Charlie being a man of indomitable enthusiasm and cheerfulness and a born entertainer, it was inevitable that he would become a band leader and, by the mid-1950s, he had put his first band together. With only the single exception of the late Archie “Old Bailey” Sinclair, whom I would consider Charlie’s equal, I never came across another with such a gift for establishing a rapport with his audience.
Charlie had an original and very rapid wit and a totally relaxed manner, which made him a natural front man for a band.
He was razor sharp on those half chances for extemporised humour that pass most of us by and kept up a constant and irresistible banter with the crowd.
The story is told of an occasion when hardly anyone had turned up to a gig in a remote village hall. When the time came to begin playing, only five people were there, sitting in a solemn row along the wall opposite the band stand. At the end of the first tune, Charlie got hold of the microphone and reassured them: “The doctor will see you shortly.”
Charlie had a caricaturist’s quick eye for detail and the ability to persuade others to see what he could see and most members of his bands (all of whom were male) would find themselves with one of Charlie’s highly inventive nicknames, including Ethel, Biffo the Bear, King of the Morningside Tongs and Doris Day.

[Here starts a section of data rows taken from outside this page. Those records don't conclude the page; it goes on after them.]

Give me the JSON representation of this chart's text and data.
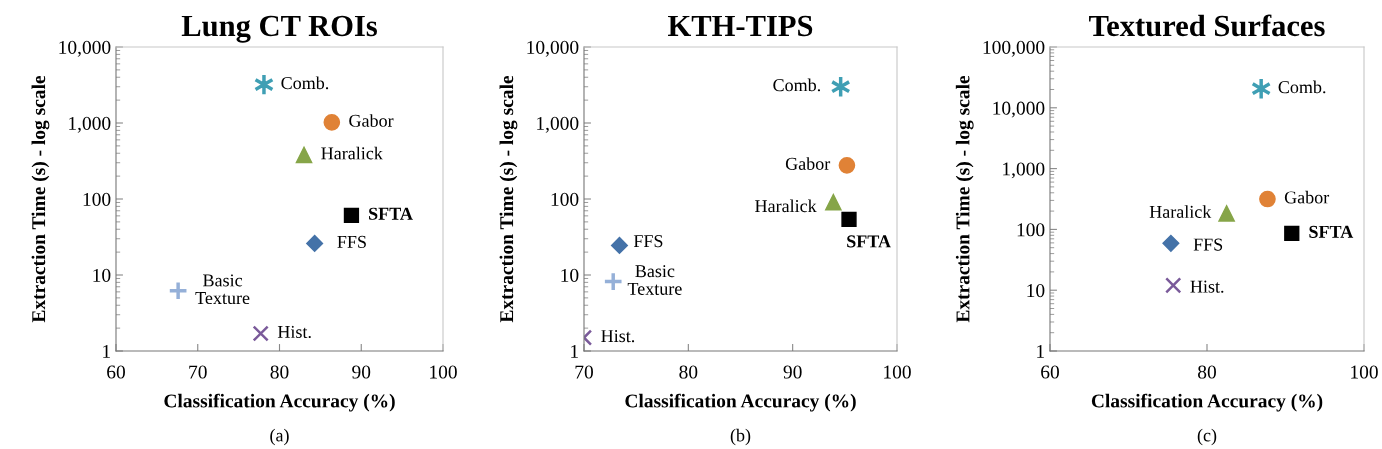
{
  "chart_data": [
    {
      "type": "scatter",
      "title": "Lung CT ROIs",
      "xlabel": "Classification Accuracy (%)",
      "ylabel": "Extraction Time (s) - log scale",
      "log": "y",
      "xlim": [
        60,
        100
      ],
      "xticks": [
        60,
        70,
        80,
        90,
        100
      ],
      "ylim": [
        1,
        10000
      ],
      "yticks": [
        1,
        10,
        100,
        {
          "value": 1000,
          "label": "1,000"
        },
        {
          "value": 10000,
          "label": "10,000"
        }
      ],
      "grid": false,
      "legend": false,
      "annotations": [
        "(a)"
      ],
      "series": [
        {
          "name": "Comb.",
          "color": "#3f9fb4",
          "x": [
            78.1
          ],
          "values": [
            3200
          ]
        },
        {
          "name": "Gabor",
          "color": "#e08236",
          "marker": "circle",
          "x": [
            86.4
          ],
          "values": [
            1020
          ]
        },
        {
          "name": "Haralick",
          "color": "#86a548",
          "marker": "triangle",
          "x": [
            83.0
          ],
          "values": [
            380
          ]
        },
        {
          "name": "SFTA",
          "color": "#000000",
          "marker": "square",
          "x": [
            88.8
          ],
          "values": [
            61
          ]
        },
        {
          "name": "FFS",
          "color": "#4472a8",
          "marker": "diamond",
          "x": [
            84.3
          ],
          "values": [
            26
          ]
        },
        {
          "name": "Basic Texture",
          "color": "#95b0d8",
          "marker": "cross",
          "x": [
            67.6
          ],
          "values": [
            6.2
          ]
        },
        {
          "name": "Hist.",
          "color": "#7a5a9a",
          "marker": "x",
          "x": [
            77.7
          ],
          "values": [
            1.7
          ]
        }
      ]
    },
    {
      "type": "scatter",
      "title": "KTH-TIPS",
      "xlabel": "Classification Accuracy (%)",
      "ylabel": "Extraction Time (s) - log scale",
      "log": "y",
      "xlim": [
        70,
        100
      ],
      "xticks": [
        70,
        80,
        90,
        100
      ],
      "ylim": [
        1,
        10000
      ],
      "yticks": [
        1,
        10,
        100,
        {
          "value": 1000,
          "label": "1,000"
        },
        {
          "value": 10000,
          "label": "10,000"
        }
      ],
      "grid": false,
      "legend": false,
      "annotations": [
        "(b)"
      ],
      "series": [
        {
          "name": "Comb.",
          "color": "#3f9fb4",
          "x": [
            94.6
          ],
          "values": [
            3000
          ]
        },
        {
          "name": "Gabor",
          "color": "#e08236",
          "marker": "circle",
          "x": [
            95.2
          ],
          "values": [
            277
          ]
        },
        {
          "name": "Haralick",
          "color": "#86a548",
          "marker": "triangle",
          "x": [
            93.9
          ],
          "values": [
            91
          ]
        },
        {
          "name": "SFTA",
          "color": "#000000",
          "marker": "square",
          "x": [
            95.4
          ],
          "values": [
            54
          ]
        },
        {
          "name": "FFS",
          "color": "#4472a8",
          "marker": "diamond",
          "x": [
            73.4
          ],
          "values": [
            24.5
          ]
        },
        {
          "name": "Basic Texture",
          "color": "#95b0d8",
          "marker": "cross",
          "x": [
            72.8
          ],
          "values": [
            8.2
          ]
        },
        {
          "name": "Hist.",
          "color": "#7a5a9a",
          "marker": "x",
          "x": [
            70.0
          ],
          "values": [
            1.5
          ]
        }
      ]
    },
    {
      "type": "scatter",
      "title": "Textured Surfaces",
      "xlabel": "Classification Accuracy (%)",
      "ylabel": "Extraction Time (s) - log scale",
      "log": "y",
      "xlim": [
        60,
        100
      ],
      "xticks": [
        60,
        80,
        100
      ],
      "ylim": [
        1,
        100000
      ],
      "yticks": [
        1,
        10,
        100,
        {
          "value": 1000,
          "label": "1,000"
        },
        {
          "value": 10000,
          "label": "10,000"
        },
        {
          "value": 100000,
          "label": "100,000"
        }
      ],
      "grid": false,
      "legend": false,
      "annotations": [
        "(c)"
      ],
      "series": [
        {
          "name": "Comb.",
          "color": "#3f9fb4",
          "x": [
            86.9
          ],
          "values": [
            20600
          ]
        },
        {
          "name": "Gabor",
          "color": "#e08236",
          "marker": "circle",
          "x": [
            87.7
          ],
          "values": [
            316
          ]
        },
        {
          "name": "Haralick",
          "color": "#86a548",
          "marker": "triangle",
          "x": [
            82.5
          ],
          "values": [
            183
          ]
        },
        {
          "name": "SFTA",
          "color": "#000000",
          "marker": "square",
          "x": [
            90.8
          ],
          "values": [
            86
          ]
        },
        {
          "name": "FFS",
          "color": "#4472a8",
          "marker": "diamond",
          "x": [
            75.4
          ],
          "values": [
            59
          ]
        },
        {
          "name": "Hist.",
          "color": "#7a5a9a",
          "marker": "x",
          "x": [
            75.7
          ],
          "values": [
            12
          ]
        }
      ]
    }
  ]
}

With his many and varied talents, by the end of the 1950s, Charlie had established himself as Master of Ceremonies at Edinburgh’s famous jazz spot, the West End Cafe in Shandwick Place. There, he exerted his considerable charm on
many well-known visiting jazz musicians, inviting them to drop in to play with the local bands.
Over the next five decades, the Charlie McNair Jazz Band was a fixture around the Edinburgh and Scottish jazz
scene, frequently managing to keep a residency going when few other bands could.

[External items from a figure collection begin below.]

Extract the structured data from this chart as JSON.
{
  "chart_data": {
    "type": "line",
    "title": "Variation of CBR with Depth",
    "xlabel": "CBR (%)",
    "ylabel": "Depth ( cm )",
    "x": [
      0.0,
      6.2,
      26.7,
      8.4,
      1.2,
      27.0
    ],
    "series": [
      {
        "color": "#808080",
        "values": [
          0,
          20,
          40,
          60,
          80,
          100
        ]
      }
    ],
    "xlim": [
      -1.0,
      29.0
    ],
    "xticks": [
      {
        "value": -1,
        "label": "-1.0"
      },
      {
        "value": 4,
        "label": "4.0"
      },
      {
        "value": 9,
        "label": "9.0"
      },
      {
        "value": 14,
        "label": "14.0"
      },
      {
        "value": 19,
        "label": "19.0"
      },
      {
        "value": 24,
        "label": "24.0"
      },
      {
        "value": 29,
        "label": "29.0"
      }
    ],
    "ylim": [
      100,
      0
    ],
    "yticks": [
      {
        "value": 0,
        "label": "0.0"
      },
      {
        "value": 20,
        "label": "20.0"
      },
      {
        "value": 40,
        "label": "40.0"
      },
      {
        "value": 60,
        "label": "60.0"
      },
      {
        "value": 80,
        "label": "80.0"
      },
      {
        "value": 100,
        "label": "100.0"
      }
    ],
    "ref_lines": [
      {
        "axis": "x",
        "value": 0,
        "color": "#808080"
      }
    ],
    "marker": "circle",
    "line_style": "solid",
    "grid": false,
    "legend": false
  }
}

Always a man to whom communication with his audience mattered most, Charlie was perfectly prepared to make changes as time moved on, the band at times embracing Dixieland, mainstream and even quite modern styles and sometimes all of these at the same time.

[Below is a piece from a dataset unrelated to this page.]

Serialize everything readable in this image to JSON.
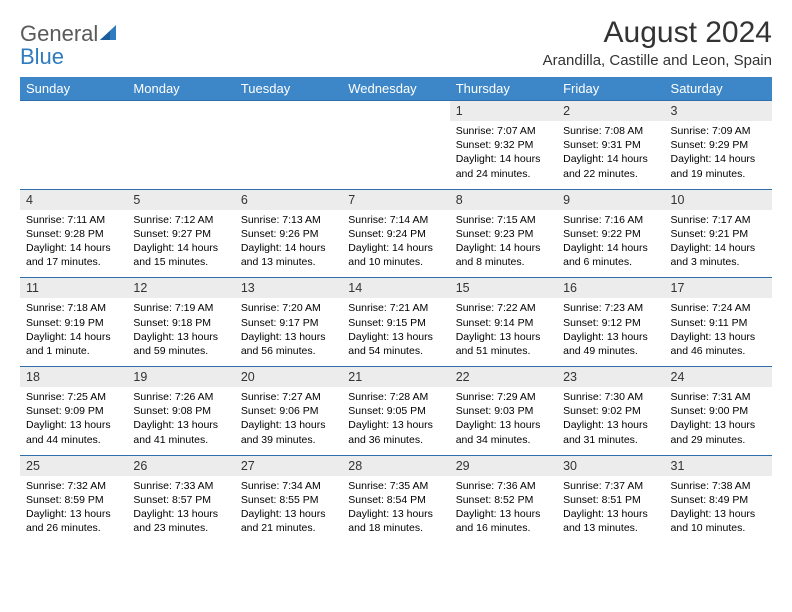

The jazz trumpeter and Scotsman journalist Alastair Clarke wrote in 1972:
“The band is tough, rumbustious, versatile – capable of leapfrogging the years from trad to groovy, riff-borne rock-and-soul without apparently causing any bewilderment among the audience or themselves.”
Of Charlie himself, Alastair said that he “typifies the eclecticism of the band, blowing in a breezy hotch-potch of styles that somehow manages to accommodate comfortably New Orleans, Dixieland, Mainstream, bop and Blood Sweat and Tears. His singing covers an equally broad area, from Big Bill Broonzy to Frank Sinatra.”
Charlie McNair was a man who never sold his followers short. At times, especially in the 1970s and 1980s, his resident weekly gigs attracted enormous numbers of followers, many of them students who accorded him a genuine and affectionate cult status.
His enthusiasm would frequently lead him, sometimes to the despair of his exhausted bandsmen, to play away beyond the official stopping time. On the rare occasions when the band started a little late, Charlie would assure the crowd that they need not be concerned; they would simply play everything a little bit faster until they had caught up!
Men like Charlie McNair, even in the jazz world where characters abound, do not come around often and are to be cherished when they do appear. Sadly, Charlie’s jazz career ended earlier than it should when his health broke down in the early years of this century; yet, even now, those who knew him and played with him, and there were many, will still swap Charlie stories whenever they get together.
Gifted, versatile, vastly entertaining, endlessly charming and completely unforgettable, Charlie McNair will remain a much-loved legend of Edinburgh and Scottish jazz as long as the music is played. He is survived by his wife Irene, daughter Nikki, son Callum, who keeps the family musical tradition alive, and his five grandchildren.